Washington, DC – The United States Commission on International Religious Freedom (USCIRF) welcomes the launch of the 2023 Joint Response Plan for the Rohingya Humanitarian Crisis in Bangladesh. This new funding includes nearly $24 million for programs specifically in Bangladesh, providing life-sustaining support to nearly 980,000 predominantly Muslim Rohingya refugees—many of them survivors of religiously based genocide, crimes against humanity, and ethnic cleansing—as well as support to nearly 540,000 host community members in Bangladesh.
“USCIRF continues to stand in solidarity with the Rohingya people, both those still within Burma and those who have been forced to flee,” said USCIRF Commissioner Stephen Schneck. “We also do not forget the work that the Bangladeshi people and government have done to ensure the survival of the approximately one million Rohingyas for whom Cox’s Bazar represents crucial refuge and shelter.”
In November 2022, Commissioner Schneck led a USCIRF delegation to visit Cox’s Bazar and assess the conditions for Rohingya refugees in the camps. USCIRF released a policy update in December in partial response to updates from that visit. While the Bangladeshi government has provided vital help, such as allowing a Burmese curriculum for Rohingya children as well as skills and livelihood training for youth and adults, it has exacerbated the safety and security situation of the camps by restricting building materials and minimizing permitted economic activity. Recently, a massive fire destroyed thousands of primarily bamboo-made structures, killing dozens of people, and criminal groups reportedly murdered at least 40 refugees in the camps last year. According to USCIRF’s analysis, deteriorating security—both due to natural disasters and criminal activity—will not improve until the Rohingya refugee community receives full and basic rights to freedom of movement, livelihood, and access to education.
“With this announcement, the United States renews its commitment to one of the world’s most overlooked victims of religious freedom violations: the Rohingya people,” stated USCIRF Commissioner Frank Wolf. “We must continue to work with our international partners, including those in the Bangladeshi government, to find creative ways to maintain funding and effectively utilize aid for Rohingya refugees to promote security in the camps. These efforts must include the ability to build in the camps with more sustainable and fire-proof sources, such as concrete, and to provide more economic and education opportunities.”

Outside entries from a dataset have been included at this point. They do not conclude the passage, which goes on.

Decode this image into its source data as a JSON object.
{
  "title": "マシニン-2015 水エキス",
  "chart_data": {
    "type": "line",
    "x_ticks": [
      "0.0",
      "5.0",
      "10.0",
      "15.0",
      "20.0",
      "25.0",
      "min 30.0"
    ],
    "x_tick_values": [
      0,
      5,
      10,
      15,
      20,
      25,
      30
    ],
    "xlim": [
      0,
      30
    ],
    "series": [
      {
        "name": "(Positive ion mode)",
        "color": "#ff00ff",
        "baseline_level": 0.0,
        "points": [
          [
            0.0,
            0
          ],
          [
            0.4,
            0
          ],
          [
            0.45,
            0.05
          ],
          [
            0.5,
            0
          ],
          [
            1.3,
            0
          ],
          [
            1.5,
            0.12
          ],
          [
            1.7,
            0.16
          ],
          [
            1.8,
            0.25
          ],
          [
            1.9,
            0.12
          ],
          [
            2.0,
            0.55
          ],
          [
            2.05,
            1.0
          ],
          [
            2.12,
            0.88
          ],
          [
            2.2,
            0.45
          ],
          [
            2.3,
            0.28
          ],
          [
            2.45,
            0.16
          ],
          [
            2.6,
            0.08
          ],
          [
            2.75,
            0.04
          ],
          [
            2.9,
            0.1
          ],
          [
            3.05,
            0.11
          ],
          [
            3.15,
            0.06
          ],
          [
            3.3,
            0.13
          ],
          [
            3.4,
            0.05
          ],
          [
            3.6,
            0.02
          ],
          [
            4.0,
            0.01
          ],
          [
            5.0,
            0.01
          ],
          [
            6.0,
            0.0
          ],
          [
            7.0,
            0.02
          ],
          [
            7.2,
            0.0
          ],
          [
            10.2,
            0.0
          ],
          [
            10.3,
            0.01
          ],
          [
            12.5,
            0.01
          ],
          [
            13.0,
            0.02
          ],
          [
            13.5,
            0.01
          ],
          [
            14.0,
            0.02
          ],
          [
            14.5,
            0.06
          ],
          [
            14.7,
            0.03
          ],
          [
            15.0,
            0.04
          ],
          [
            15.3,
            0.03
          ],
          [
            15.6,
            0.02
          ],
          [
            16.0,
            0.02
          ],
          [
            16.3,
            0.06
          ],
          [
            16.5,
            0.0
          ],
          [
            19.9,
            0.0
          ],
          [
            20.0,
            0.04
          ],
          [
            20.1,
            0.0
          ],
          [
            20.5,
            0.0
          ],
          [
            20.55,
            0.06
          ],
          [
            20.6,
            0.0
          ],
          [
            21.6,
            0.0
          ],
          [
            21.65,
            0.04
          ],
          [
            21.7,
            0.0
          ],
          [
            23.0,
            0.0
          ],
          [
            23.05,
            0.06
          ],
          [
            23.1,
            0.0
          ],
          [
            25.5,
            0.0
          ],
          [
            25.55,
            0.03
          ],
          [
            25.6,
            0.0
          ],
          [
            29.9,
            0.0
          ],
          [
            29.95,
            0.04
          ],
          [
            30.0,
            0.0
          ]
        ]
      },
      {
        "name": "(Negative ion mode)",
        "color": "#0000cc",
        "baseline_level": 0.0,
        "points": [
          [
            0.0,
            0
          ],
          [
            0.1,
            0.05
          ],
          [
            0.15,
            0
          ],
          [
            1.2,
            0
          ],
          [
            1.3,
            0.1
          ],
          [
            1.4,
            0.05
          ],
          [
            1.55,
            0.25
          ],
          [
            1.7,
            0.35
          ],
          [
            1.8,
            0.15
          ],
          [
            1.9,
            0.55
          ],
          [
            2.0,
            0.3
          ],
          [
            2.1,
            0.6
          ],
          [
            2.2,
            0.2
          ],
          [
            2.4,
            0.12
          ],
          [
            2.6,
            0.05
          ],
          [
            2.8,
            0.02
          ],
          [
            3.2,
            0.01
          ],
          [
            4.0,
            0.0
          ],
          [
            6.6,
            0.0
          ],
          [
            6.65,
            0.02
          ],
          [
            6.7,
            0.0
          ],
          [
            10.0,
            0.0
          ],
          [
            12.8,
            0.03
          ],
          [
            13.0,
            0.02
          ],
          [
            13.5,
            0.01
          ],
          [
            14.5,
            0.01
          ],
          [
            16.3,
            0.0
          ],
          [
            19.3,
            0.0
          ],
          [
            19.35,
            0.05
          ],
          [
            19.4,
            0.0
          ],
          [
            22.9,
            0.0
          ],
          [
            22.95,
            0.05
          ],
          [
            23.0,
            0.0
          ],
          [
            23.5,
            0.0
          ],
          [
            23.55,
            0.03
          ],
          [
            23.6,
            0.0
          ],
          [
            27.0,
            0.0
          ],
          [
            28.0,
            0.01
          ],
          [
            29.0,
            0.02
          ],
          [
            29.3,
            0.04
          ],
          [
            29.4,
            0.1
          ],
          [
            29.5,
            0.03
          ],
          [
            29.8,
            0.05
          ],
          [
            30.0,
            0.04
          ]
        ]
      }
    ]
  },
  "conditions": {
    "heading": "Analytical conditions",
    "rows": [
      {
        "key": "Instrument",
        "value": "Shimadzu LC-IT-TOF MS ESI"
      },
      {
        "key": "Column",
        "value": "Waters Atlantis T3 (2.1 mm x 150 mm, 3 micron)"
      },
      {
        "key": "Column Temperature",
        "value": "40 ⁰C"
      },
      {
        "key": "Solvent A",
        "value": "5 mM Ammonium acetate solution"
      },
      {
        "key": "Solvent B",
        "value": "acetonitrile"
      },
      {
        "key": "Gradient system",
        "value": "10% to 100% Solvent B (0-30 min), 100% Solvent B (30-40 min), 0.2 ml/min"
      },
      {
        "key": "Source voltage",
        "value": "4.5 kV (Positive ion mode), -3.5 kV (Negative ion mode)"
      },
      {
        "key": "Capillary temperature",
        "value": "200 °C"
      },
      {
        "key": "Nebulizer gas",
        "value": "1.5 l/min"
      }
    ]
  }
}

In its 2022 Annual Report, USCIRF recommended the U.S. Department of State redesignate Burma as a Country of Particular Concern (CPC). In 2022, USCIRF also published a Burma Policy Update on the repercussions of the 2021 Burma coup, elaborating on religious freedom conditions in Burma and providing recommendations to the U.S. government. USCIRF recently hosted a hearing on the situation in Burma following two years of rule by the military junta, and the impact of that crisis on religious freedom conditions.